Named Emily and Anne, the two TBMs weigh 1,700 tonnes each. After being lowered underground into the launch chambers in pieces, they will be reassembled. Each part of the TBM is lifted using a crane, including the 316-tonne front shield and 336-tonne middle shield. Eight back-up gantries for each machine will also be lifted into place to provide all the systems required for the tunnelling operations underground.
The machines are designed specifically for the soft ground conditions, specifically London clay.
The machines will begin the 5.4km journey at the start of 2024, travelling under Ealing from the Victoria Road site towards Greenpark Way in Greenford, taking around one year to complete the journey. At Greenpark Way, the machines will be disassembled and removed via another 35m deep shaft.

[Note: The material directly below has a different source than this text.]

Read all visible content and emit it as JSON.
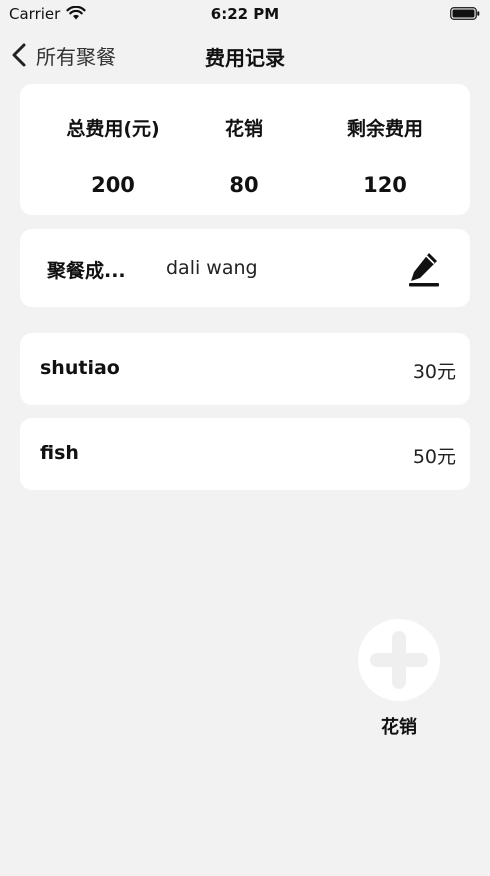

James Richardson, Managing Director of Skanksa Costain STRABAG joint venture, said:
“The London Tunnels programme is reaching its peak delivery stage and we’re excited to name our next two TBMs, Emily and Anne. They will join our first two TBMs, Sushila and Caroline, who are already one year into constructing the section of tunnel between West Ruislip and Victoria Road.
“We are well on the way to delivering the high speed tunnels into London. Next year we’ll be assembling our final two TBMs that will tunnel between Old Oak Common and Euston.”
The Northolt tunnel is being built in two sections. Two TBMs are already boring the western end of the tunnel beginning in West Ruislip working towards Greenford with almost 3.2km completed so far. The two new TBMs will bore the eastern section. The final section of tunnel from Victoria Road Crossover Box to connect to Old Oak Common Station will be constructed using spray concrete lining.
Before the launch of the TBMs, a blessing ceremony conducted by a local priest will be held – a longstanding tunnelling tradition. A statue of St Barbara, the Patron Saint of tunnelling, will be blessed and placed at the entrance of the tunnel.